Detalle de «La Liga de las Ratas», de Gustave Doré
La historia que voy a contar es tan antigua como las máscaras. Empieza un día cualquiera, con una silla vieja que tengo que tirar y con una compañera de piso que no quiere tirarla. Me dice que la guarde en el trastero, que nunca se sabe quién puede necesitar una silla vieja. La bajamos juntos. Tras una pequeña puerta de madera, se abre una fila de escalones estrechos que nos lleva al subsuelo. Ella echa a andar, segura de su zigzagueo, y yo sigo sus pasos, no sin mirar alrededor. He visto este túnel en cualquier película de terror. Allí donde la luz naranja de la bombilla no alcanza, oigo a las ratas moverse.
Acomodamos a la silla sobre unas maletas llenas de polvo y ella cierra la puerta. Volvemos sobre nuestros pasos mientras ella me explica que los túneles que andamos están conectados con los de otras viviendas. Que la trama de pasillos y puertas oxidadas nunca termina, me dice: “Si andas lo suficiente, puedes llegar a un barrio distinto”. Miro una última vez el fondo oscuro del pasillo antes de volver a la superficie.
Desde entonces, no paro de pensar en ese segundo callejero que no aparece en los mapas. Una ciudad donde se extiende la soberanía de las ratas, donde la vida urbana lleva el ritmo del polvo, y los habitantes son objetos viejos y olvidados. Desde mi primera visita me quedó claro que uno solo puede explorar este inframundo como un extranjero, perdido en la eterna sucesión de los trasteros numerados.
Creo que lo que mi compañera de piso me dijo es mentira, pero no lo he comprobado. Prefiero imaginar que los túneles recorren toda la ciudad y que uno puede encontrarse con los fantasmas que nunca se han ido. Ayer, en el número 103, una viuda de guerra hablaba con Rudi Dutschke sobre las últimas elecciones. Dos trasteros más allá, Bismarck andaba cabizbajo porque las ratas pensaban sindicarse, movidas por un discurso de Rosa Luxemburgo. Algunas zonas de la ciudad subterránea están desiertas. En otras, grupos de fantasmas hacen corro alrededor de Anita Berber y Federico II de Prusia, que bailan desnudos tras esnifar polvo y cocaína. Los visitantes que bajan a abandonar algún mueble acaban encontrándose con estas escenas, pero nunca se lo mencionan a nadie. Por eso estos túneles son el secreto más conocido de Berlín.
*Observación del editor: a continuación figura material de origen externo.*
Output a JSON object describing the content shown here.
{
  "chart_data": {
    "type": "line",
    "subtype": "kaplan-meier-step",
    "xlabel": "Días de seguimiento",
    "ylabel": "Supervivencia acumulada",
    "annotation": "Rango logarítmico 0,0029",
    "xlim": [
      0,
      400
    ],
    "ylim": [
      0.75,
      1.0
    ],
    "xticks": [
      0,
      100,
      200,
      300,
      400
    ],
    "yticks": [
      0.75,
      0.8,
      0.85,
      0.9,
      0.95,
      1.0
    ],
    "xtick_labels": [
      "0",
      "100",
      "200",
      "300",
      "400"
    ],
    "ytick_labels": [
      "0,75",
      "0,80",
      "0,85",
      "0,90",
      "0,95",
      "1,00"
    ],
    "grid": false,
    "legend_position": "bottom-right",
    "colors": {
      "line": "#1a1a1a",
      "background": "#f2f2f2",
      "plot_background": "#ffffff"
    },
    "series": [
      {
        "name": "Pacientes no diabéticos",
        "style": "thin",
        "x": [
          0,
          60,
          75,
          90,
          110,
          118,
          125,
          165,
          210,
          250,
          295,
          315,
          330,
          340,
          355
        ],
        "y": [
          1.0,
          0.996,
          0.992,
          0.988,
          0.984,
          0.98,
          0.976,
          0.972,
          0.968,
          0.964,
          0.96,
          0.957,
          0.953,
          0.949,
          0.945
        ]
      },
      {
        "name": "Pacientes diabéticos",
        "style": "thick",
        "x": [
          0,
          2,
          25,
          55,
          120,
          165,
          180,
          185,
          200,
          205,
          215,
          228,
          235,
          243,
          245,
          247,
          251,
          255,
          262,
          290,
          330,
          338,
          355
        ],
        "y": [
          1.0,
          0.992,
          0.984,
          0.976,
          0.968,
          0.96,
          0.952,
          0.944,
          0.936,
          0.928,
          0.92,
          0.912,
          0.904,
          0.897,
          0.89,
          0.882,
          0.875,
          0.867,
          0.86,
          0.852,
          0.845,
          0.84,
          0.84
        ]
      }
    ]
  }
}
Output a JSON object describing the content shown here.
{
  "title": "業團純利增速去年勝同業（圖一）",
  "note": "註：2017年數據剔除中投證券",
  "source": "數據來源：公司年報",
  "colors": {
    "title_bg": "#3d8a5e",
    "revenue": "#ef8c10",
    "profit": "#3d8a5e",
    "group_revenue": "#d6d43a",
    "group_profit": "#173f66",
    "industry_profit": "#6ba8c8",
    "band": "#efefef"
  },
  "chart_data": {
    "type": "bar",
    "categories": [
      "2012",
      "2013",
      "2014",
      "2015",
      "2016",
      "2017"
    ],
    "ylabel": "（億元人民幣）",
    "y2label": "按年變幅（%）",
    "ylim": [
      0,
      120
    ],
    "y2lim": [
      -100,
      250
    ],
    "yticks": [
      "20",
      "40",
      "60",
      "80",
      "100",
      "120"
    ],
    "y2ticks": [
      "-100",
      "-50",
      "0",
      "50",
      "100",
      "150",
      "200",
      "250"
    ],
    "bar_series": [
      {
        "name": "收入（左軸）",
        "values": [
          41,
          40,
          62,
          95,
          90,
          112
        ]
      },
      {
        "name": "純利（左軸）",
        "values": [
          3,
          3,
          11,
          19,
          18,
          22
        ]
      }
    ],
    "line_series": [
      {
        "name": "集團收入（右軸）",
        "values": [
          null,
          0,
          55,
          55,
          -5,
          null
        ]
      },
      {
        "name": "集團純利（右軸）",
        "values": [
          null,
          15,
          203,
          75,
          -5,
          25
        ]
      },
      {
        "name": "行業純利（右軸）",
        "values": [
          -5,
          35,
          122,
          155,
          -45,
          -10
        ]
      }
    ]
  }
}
Los verdaderos habitantes de Berlín son las ratas. Ellas saben más sobre la ciudad que cualquier guía turístico. Su casa es el subconsciente, los recuerdos reprimidos, los traumas, los fetiches y los miedos. Las ratas son la policía secreta que rebusca en tu basura, el cirujano que maneja tus entrañas, el museo que conserva tus reliquias. Ellas escuchan en silencio las historias que cuentan los fantasmas y creen que la superficie es solamente una máscara. Por eso, lo saben todo sobre la cara oculta de Berlín.
Ayer me confesaron que debajo de cada sinagoga hay un candelabro y debajo de cada discoteca, una caja de música. Que nuestros sueños son solamente imágenes de sus calles. Que a veces llegan a la superficie cartas en las que el remitente es un número sin dirección, y que las mandan los fantasmas, ávidos de noticias. Preguntan cosas como cuál es el atuendo de moda o quién ha ganado la última guerra.
Yo no sé muy bien qué hacer con esto que me cuentan las ratas, así que lo comparto con el lector para que él también conozca el doble fondo de la capital alemana. Si algún día decide bajar y camina tanto que termina en mi barrio, avíseme. Puede que para entonces yo también viva ahí abajo, cansado de que en la superficie no pare de subir el alquiler. Si visita, le ruego que no informe a las autoridades. Bajarían aquí, tasarían el suelo, y en un par de días habrían desalojado a los nativos polvorientos e instalado varias cadenas de coffee to go. Lo cierto es que Berlín tiene mucho que aprender de la ciudad de las ratas. No lo digo yo, lo dice el fantasma de Käthe Kollwitz a cualquiera que visite su estudio, un trastero diminuto en el antiguo barrio obrero de Prenzlauer Berg.